Constant bombardment with images of movie starlets, catwalk models and skimpily clad musicians by the media often leaves us thinking that the Hollywood standard of beauty is the ideal. Many times we forget that women have been beautifying themselves for thousands of years in order to fit in with the particular beauty customs of their times and places of abode. Beauty comes in all shapes, sizes, colors and other variables. The following are a few beauty traditions and ideals from around the world that show us just how versatile attractiveness is:
Fat farms in Mauritania
In Mauritania, big women are considered beautiful, while stretch marks and extra rolls of fat considered extremely attractive and highly desirable for marriage. As a result, girls of marriageable age are sent to fat farms where they are fed up to 15,000 calories daily to bulk them up and make them more attractive to husbands. The tradition dates back to the time of the moors, when a well fed wife was a sign of the husband’s prosperity and ability to keep his woman healthy during long droughts in this desert country.
Gyaru – Japan
Gyaru is a fashion subculture in Japan that features outlandish clothing, eccentric hairstyles and dramatic makeup. It is an extremely popular lifestyle choice for many teens in Japan, and is characterized by tanned skin, bleached hair, false lashes, vivid makeup and clothes choices that run the gamut from tiny schoolgirl skirts to designer suits worn by the Onee Gyaru, who is usually an older woman.
Long Necks – Myanmar
Women from the Kayan tribe, who are refugees from the former country of Burma (which is now Myanmar), are famous for wearing brass coils which give the appearance of an elongated neck. The tradition involves forcing girls to wear a few coils from a very young age, and gradually increasing the number of coils as they grow older in order to push down the shoulders and make the neck look longer. Long necks are considered extremely attractive and can often be the deciding factor for a man looking for a woman to marry.

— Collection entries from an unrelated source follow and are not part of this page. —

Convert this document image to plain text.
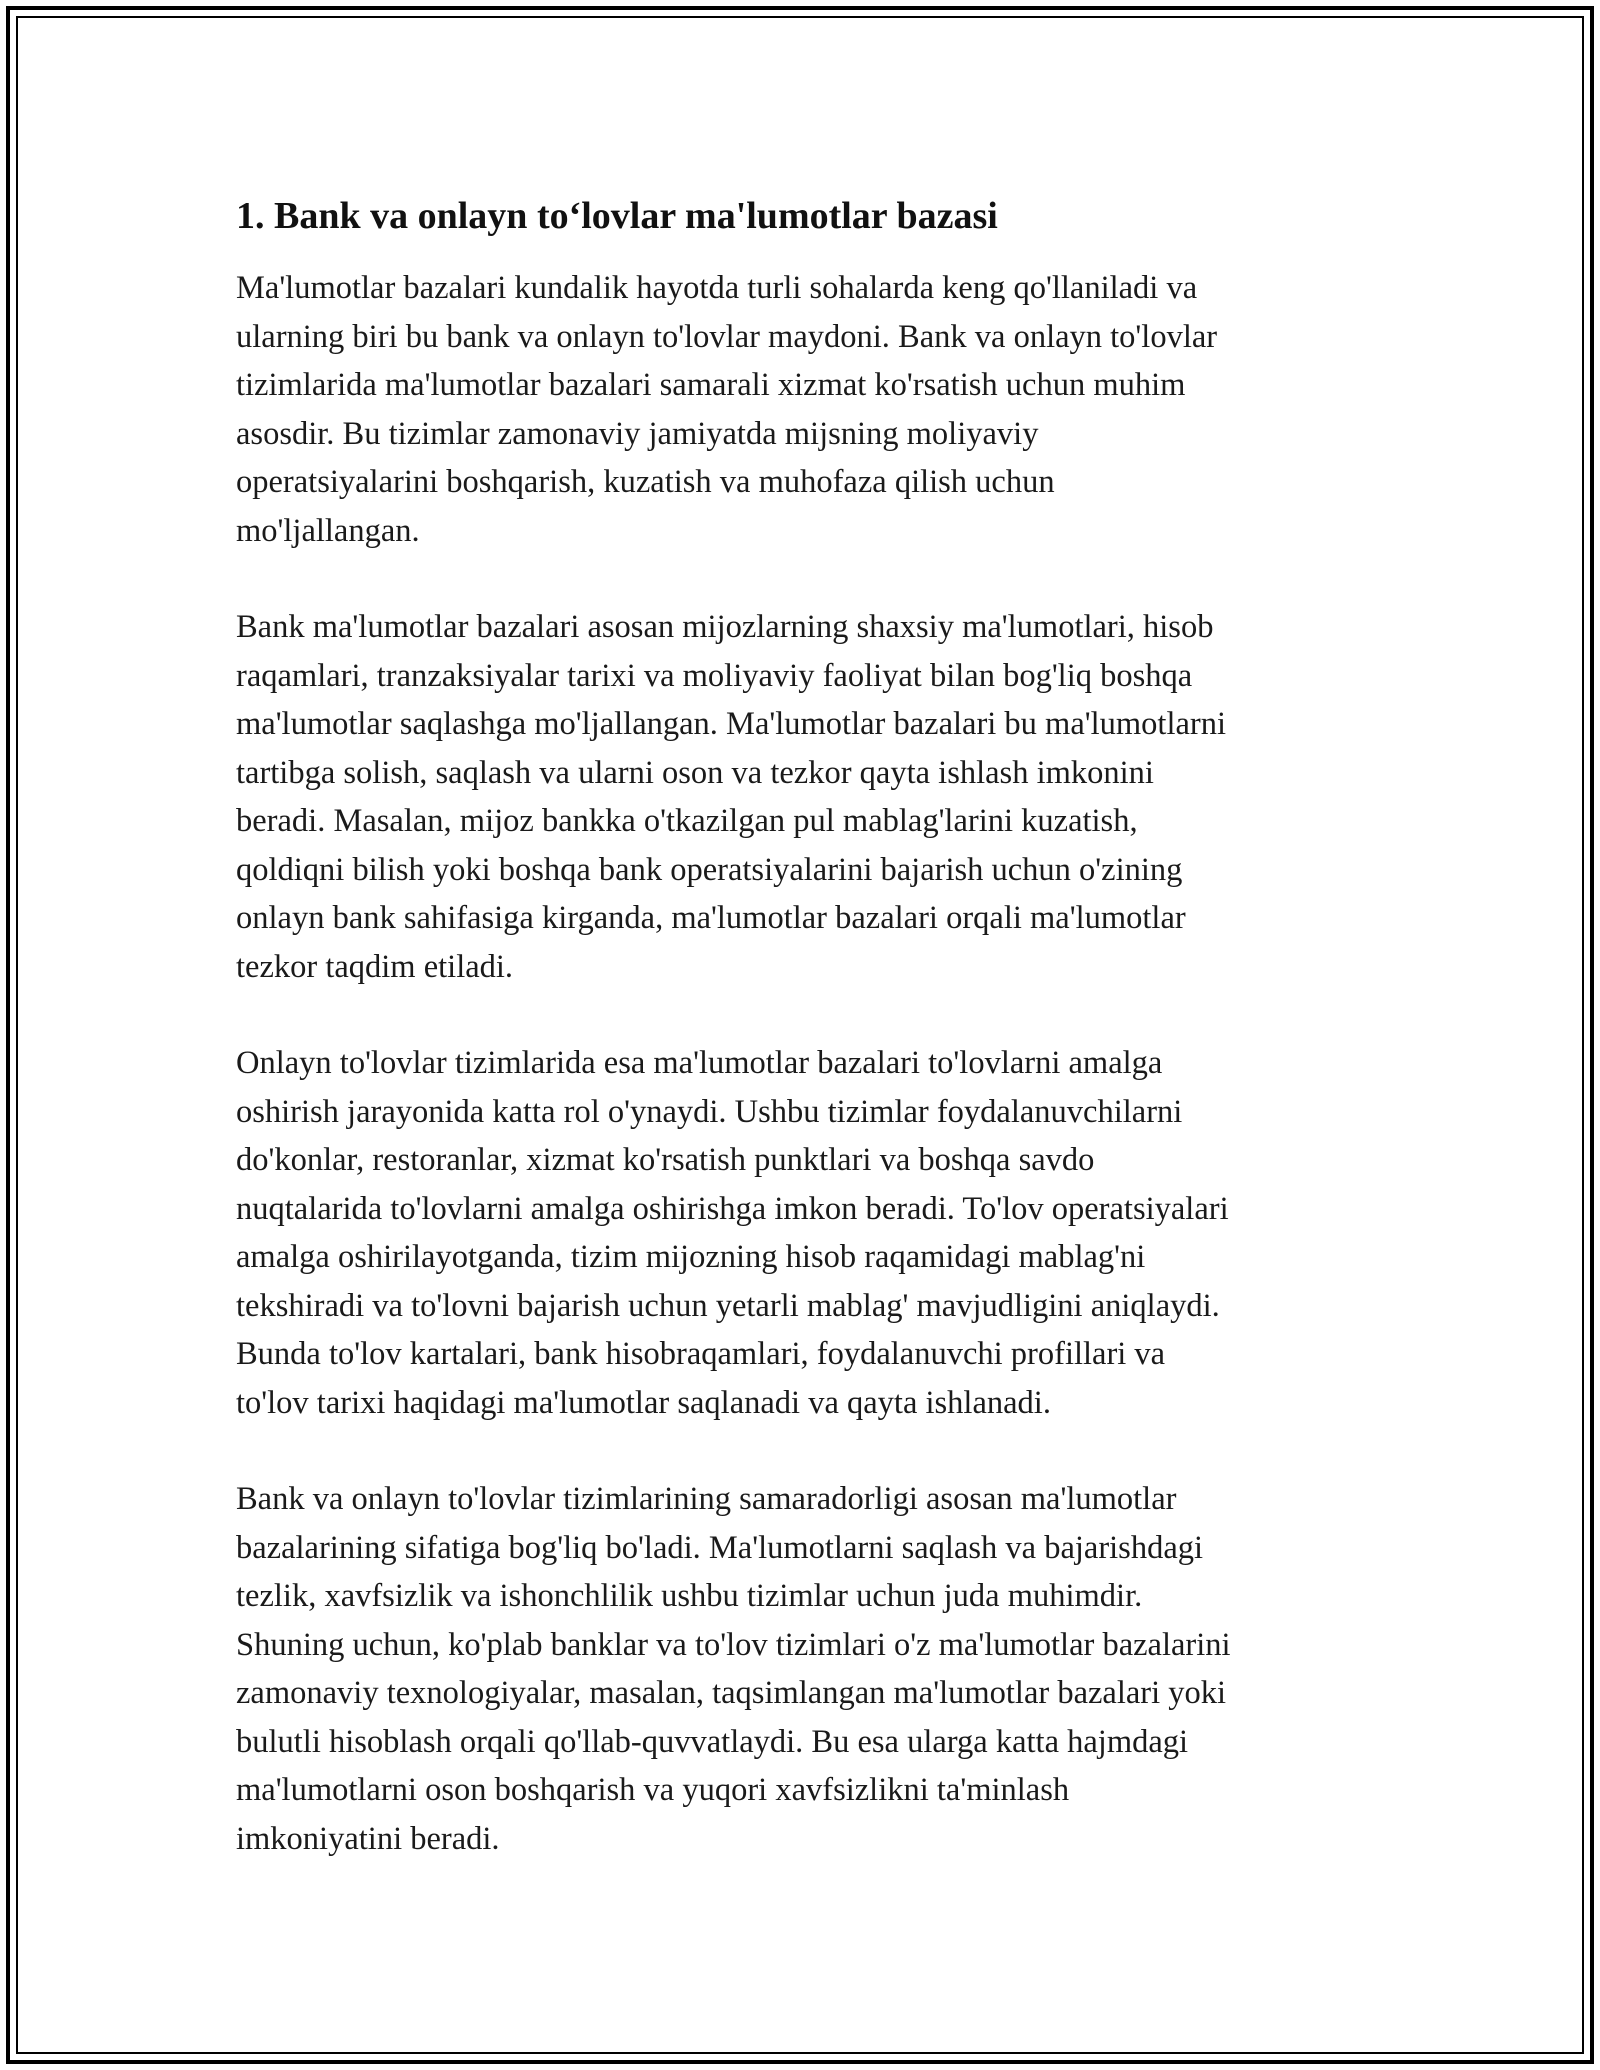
1. Bank va onlayn to‘lovlar ma'lumotlar bazasi

Ma'lumotlar bazalari kundalik hayotda turli sohalarda keng qo'llaniladi va
ularning biri bu bank va onlayn to'lovlar maydoni. Bank va onlayn to'lovlar
tizimlarida ma'lumotlar bazalari samarali xizmat ko'rsatish uchun muhim
asosdir. Bu tizimlar zamonaviy jamiyatda mijsning moliyaviy
operatsiyalarini boshqarish, kuzatish va muhofaza qilish uchun
mo'ljallangan.

Bank ma'lumotlar bazalari asosan mijozlarning shaxsiy ma'lumotlari, hisob
raqamlari, tranzaksiyalar tarixi va moliyaviy faoliyat bilan bog'liq boshqa
ma'lumotlar saqlashga mo'ljallangan. Ma'lumotlar bazalari bu ma'lumotlarni
tartibga solish, saqlash va ularni oson va tezkor qayta ishlash imkonini
beradi. Masalan, mijoz bankka o'tkazilgan pul mablag'larini kuzatish,
qoldiqni bilish yoki boshqa bank operatsiyalarini bajarish uchun o'zining
onlayn bank sahifasiga kirganda, ma'lumotlar bazalari orqali ma'lumotlar
tezkor taqdim etiladi.

Onlayn to'lovlar tizimlarida esa ma'lumotlar bazalari to'lovlarni amalga
oshirish jarayonida katta rol o'ynaydi. Ushbu tizimlar foydalanuvchilarni
do'konlar, restoranlar, xizmat ko'rsatish punktlari va boshqa savdo
nuqtalarida to'lovlarni amalga oshirishga imkon beradi. To'lov operatsiyalari
amalga oshirilayotganda, tizim mijozning hisob raqamidagi mablag'ni
tekshiradi va to'lovni bajarish uchun yetarli mablag' mavjudligini aniqlaydi.
Bunda to'lov kartalari, bank hisobraqamlari, foydalanuvchi profillari va
to'lov tarixi haqidagi ma'lumotlar saqlanadi va qayta ishlanadi.

Bank va onlayn to'lovlar tizimlarining samaradorligi asosan ma'lumotlar
bazalarining sifatiga bog'liq bo'ladi. Ma'lumotlarni saqlash va bajarishdagi
tezlik, xavfsizlik va ishonchlilik ushbu tizimlar uchun juda muhimdir.
Shuning uchun, ko'plab banklar va to'lov tizimlari o'z ma'lumotlar bazalarini
zamonaviy texnologiyalar, masalan, taqsimlangan ma'lumotlar bazalari yoki
bulutli hisoblash orqali qo'llab-quvvatlaydi. Bu esa ularga katta hajmdagi
ma'lumotlarni oson boshqarish va yuqori xavfsizlikni ta'minlash
imkoniyatini beradi.
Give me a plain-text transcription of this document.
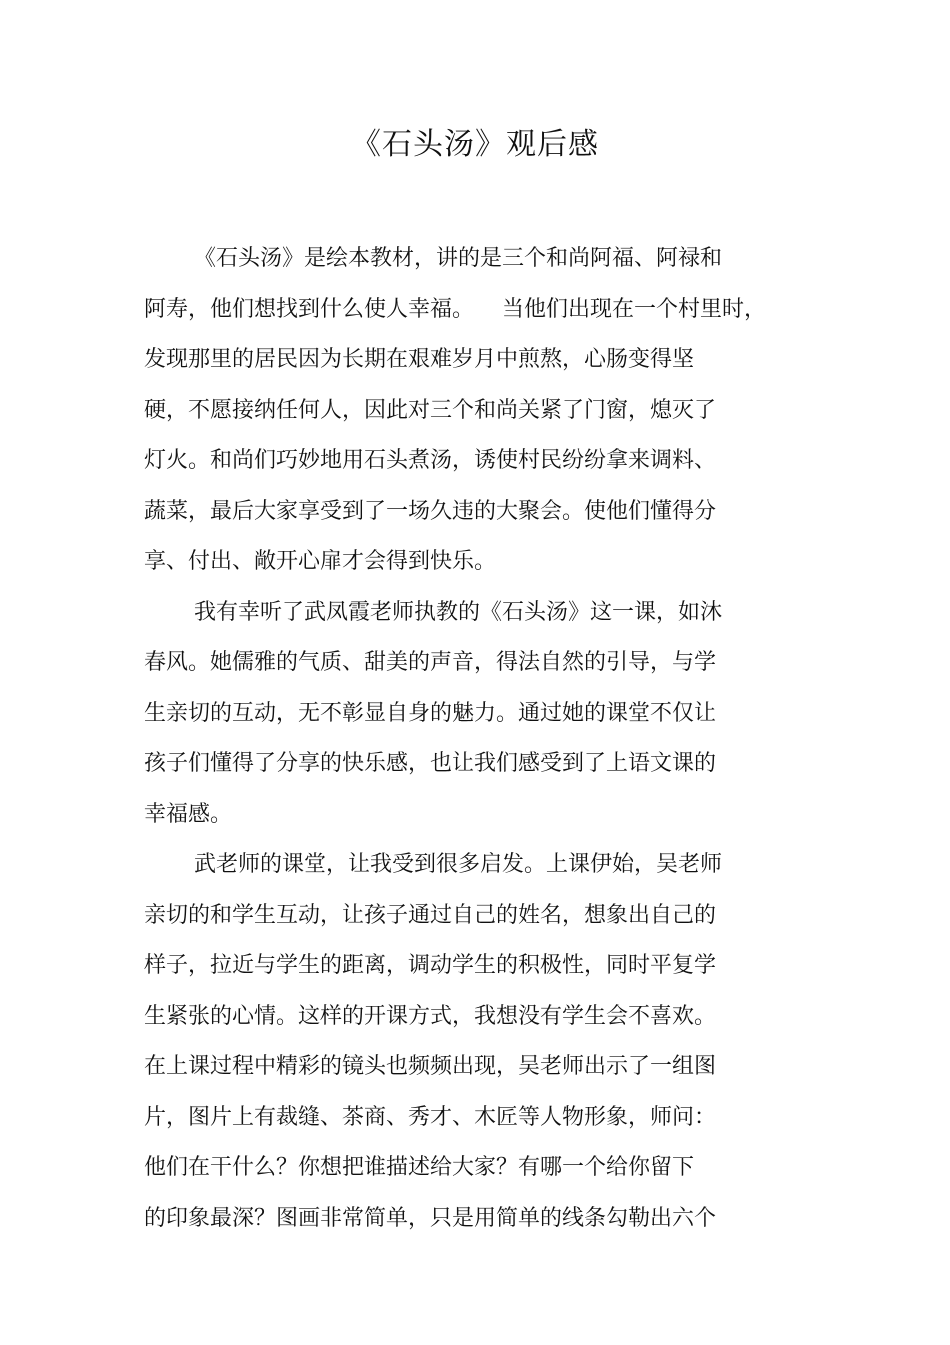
《石头汤》观后感
《石头汤》是绘本教材，讲的是三个和尚阿福、阿禄和
阿寿，他们想找到什么使人幸福。    当他们出现在一个村里时，
发现那里的居民因为长期在艰难岁月中煎熬，心肠变得坚
硬，不愿接纳任何人，因此对三个和尚关紧了门窗，熄灭了
灯火。和尚们巧妙地用石头煮汤，诱使村民纷纷拿来调料、
蔬菜，最后大家享受到了一场久违的大聚会。使他们懂得分
享、付出、敞开心扉才会得到快乐。
我有幸听了武凤霞老师执教的《石头汤》这一课，如沐
春风。她儒雅的气质、甜美的声音，得法自然的引导，与学
生亲切的互动，无不彰显自身的魅力。通过她的课堂不仅让
孩子们懂得了分享的快乐感，也让我们感受到了上语文课的
幸福感。
武老师的课堂，让我受到很多启发。上课伊始，吴老师
亲切的和学生互动，让孩子通过自己的姓名，想象出自己的
样子，拉近与学生的距离，调动学生的积极性，同时平复学
生紧张的心情。这样的开课方式，我想没有学生会不喜欢。
在上课过程中精彩的镜头也频频出现，吴老师出示了一组图
片，图片上有裁缝、茶商、秀才、木匠等人物形象，师问：
他们在干什么？你想把谁描述给大家？有哪一个给你留下
的印象最深？图画非常简单，只是用简单的线条勾勒出六个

For many of us, scars are simply healed over tissue from wounds caused by accidents and other mishaps. However, for Karo girls in Southern Ethiopia, scars are considered a sign of beauty and young girls undergo the process of creating scars on their stomachs at a young age in order to prepare them for marriage.
Facial tattoos – New Zealand
Facial tattoos are common in New Zealand for both men and women and are referred to as Moko. The moko is often worn on the chin and lips in women and is meant to signify beauty as well as strength in the person wearing it.
Beauty standards around the world are as diverse as the many people that live and share the planet with each other. No one standard is right for everyone and tolerance dictates that as long as what is beautiful to you does not harm others, then you have the right to beautify and make yourself attractive in any way you like.
It’s all about perception and self-acceptance. Don’t you agree?